Beleidsregels Tegemoetkoming kinderopvang op grond van een Sociaal-Medische Indicatie gemeente De Ronde Venen 2021

Artikel 1 Begrippen

Woorden die veel voorkomen:

  • 1.

    college: het college van burgemeester en wethouders van De Ronde Venen;

  • 2.

    gemeente: de gemeente De Ronde Venen;

  • 3.

    kinderopvang: dagopvang of buitenschoolse opvang van een kindercentrum of gastouderbureau geregistreerd in het Landelijk Register Kinderopvang;

  • 4.

    ouder: de bloed- of aanverwant in opgaande lijn of de pleegouder van een kind op wie de kinderopvang betrekking heeft, met dien verstande dat bij de beoordeling of sprake is van pleegouderschap een vergoeding op grond van de Jeugdwet buiten beschouwing blijft;

  • 5.

    partner: zoals staat in artikel 3 van de Algemene wet inkomensafhankelijke regelingen;

  • 6.

    Sociaal-Medische Indicatie (SMI): een indicatie voor kinderopvang om sociaal en/of medische redenen. De gemeente betaalt een deel van de kosten voor kinderopvang;

  • 7.

    voorliggende voorziening:

    • a)

      Wet kinderopvang (kinderopvangtoeslag) (opvanguren die nog niet zijn gebruikt, mogen na het stoppen van de kinderopvangtoeslag tot het einde van het jaar worden gebruikt);

    • b)

      Peuteropvang of een VVE indicatie;

    • c)

      Een adequate (opvang)voorzieningen in niet-professionele zin (eigen netwerk, eigen kracht initiatieven etc.);

    • d)

      Een (algemene) voorziening op grond van de Jeugdwet;

    • e)

      Een indicatie voor een medisch kinderdagverblijf;

    • f)

      Een voorziening op grond van de Wet langdurige zorg;

    • g)

      Een voorziening op grond van de Wet maatschappelijke ondersteuning;

    • h)

      Een bijdrage in tijd of financiën van de werkgever;

    • i)

      Een vergoeding uit de zorgverzekering.

Artikel 2 Doelgroep

De Sociaal-Medische Indicatie (SMI) is voor gezinnen met kinderen tot en met 12 jaar van wie de ouders geen recht hebben op kinderopvangtoeslag, omdat de ouders niet (allebei) werken en die vanwege een sociale en/of medische situatie ook niet of niet voldoende in staat zijn om voor hun kind te zorgen. Denk bijvoorbeeld aan (alleenstaande) ouders met een lichamelijke, verstandelijke of psychische beperking, of aan een sociale crisissituatie in een gezin. Het tijdelijk ontlasten van de ouder en/of de partner kan bijdragen aan verbetering en/of opheffing van deze situatie. Ook kan de inzet van kinderopvang voorkomen dat de ontwikkeling van het kind vanwege de thuissituatie een achterstand oploopt. Kinderopvang kan in die situaties kinderen een veilig en stimulerend tweede milieu bieden en bijdragen aan een gezonde ontwikkeling van het kind.
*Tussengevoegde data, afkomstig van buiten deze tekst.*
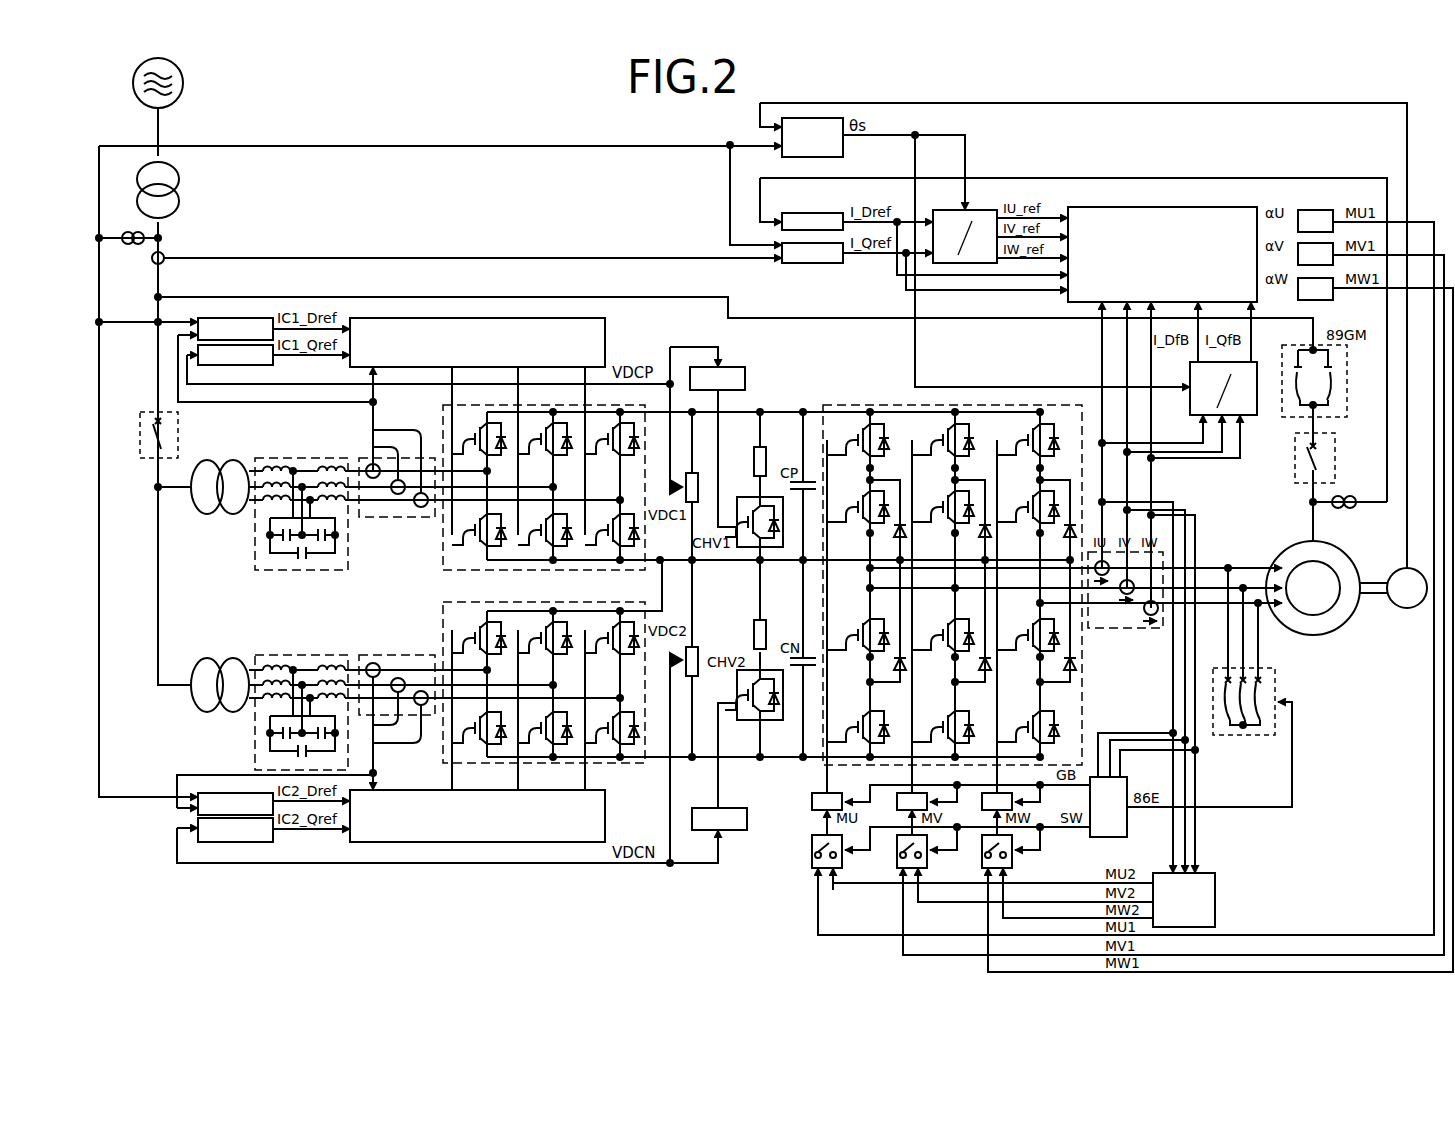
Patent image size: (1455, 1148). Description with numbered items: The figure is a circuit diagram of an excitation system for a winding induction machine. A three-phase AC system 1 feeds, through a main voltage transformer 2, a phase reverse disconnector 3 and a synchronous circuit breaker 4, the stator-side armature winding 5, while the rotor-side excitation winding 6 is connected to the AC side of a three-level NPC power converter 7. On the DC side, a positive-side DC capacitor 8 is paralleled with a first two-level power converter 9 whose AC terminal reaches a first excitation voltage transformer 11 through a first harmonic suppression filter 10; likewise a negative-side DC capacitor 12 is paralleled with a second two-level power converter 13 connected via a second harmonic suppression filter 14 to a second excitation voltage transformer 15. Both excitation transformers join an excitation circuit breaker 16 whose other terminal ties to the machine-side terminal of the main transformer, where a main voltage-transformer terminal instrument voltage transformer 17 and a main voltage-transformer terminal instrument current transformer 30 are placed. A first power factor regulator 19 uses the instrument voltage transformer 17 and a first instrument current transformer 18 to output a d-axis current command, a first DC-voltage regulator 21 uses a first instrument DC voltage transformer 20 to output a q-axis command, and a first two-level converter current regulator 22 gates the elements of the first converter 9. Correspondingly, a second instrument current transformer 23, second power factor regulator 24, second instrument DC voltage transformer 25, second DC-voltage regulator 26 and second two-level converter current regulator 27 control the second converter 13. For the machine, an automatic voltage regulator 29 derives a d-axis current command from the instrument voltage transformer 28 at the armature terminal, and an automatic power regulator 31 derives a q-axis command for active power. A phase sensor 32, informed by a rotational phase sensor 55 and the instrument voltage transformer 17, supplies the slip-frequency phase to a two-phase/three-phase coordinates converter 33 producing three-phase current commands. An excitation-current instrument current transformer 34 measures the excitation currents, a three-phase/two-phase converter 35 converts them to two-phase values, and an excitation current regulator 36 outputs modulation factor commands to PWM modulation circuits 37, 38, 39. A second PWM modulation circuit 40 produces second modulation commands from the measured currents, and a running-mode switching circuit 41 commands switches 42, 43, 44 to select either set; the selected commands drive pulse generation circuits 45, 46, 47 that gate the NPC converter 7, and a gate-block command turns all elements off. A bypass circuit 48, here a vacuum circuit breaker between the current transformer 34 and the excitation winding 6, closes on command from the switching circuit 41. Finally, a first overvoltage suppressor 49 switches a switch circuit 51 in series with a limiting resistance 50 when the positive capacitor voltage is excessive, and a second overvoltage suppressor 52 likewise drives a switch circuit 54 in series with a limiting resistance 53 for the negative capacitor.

The three-phase AC system 1 is at (183, 80).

Artikel 3 Voorwaarden aanvraag

  • 1.

    De aanvrager is de ouder en/of de partner eventueel in overleg met een betrokken sociaal en/of medisch professional.

  • 2.

     

    • a)

      De (betrokken) jeugdconsulent van de gemeente onderzoekt of een SMI nodig is door de leefsituatie van ouder, partner en kind in kaart te brengen.

    • b)

      Een SMI is nodig als:

      • -

        de aanvrager een lichamelijke, zintuiglijke, verstandelijke of psychische beperking heeft waardoor kinderopvang noodzakelijk is of er is sprake van een crisissituatie waardoor de ouder en/of de partner tijdelijk niet in staat is de verzorging van het kind op zich te nemen zoals bepaald onder artikel 2 en;

      • -

        de aanvrager een kind jonger dan dertien jaar heeft waarvoor kinderopvang in het belang van een gezonde ontwikkeling noodzakelijk is. Zowel ouder als kind wonen in gemeente De Ronde Venen;

      • -

        de aanvrager geen beroep kan doen op een voorliggende voorziening.

  • 3.

    Indien nodig kan de jeugdconsulent in het kader van het onderzoek advies inwinnen bij een onafhankelijk adviesorgaan om de noodzakelijkheid van de aanvraag vast te stellen.

  • 4.

    De aanvrager kan een aanvraag voor een SMI indienen bij het college door het ondersteuningsplan te ondertekenen. Het getekende ondersteuningsplan is de aanvraag.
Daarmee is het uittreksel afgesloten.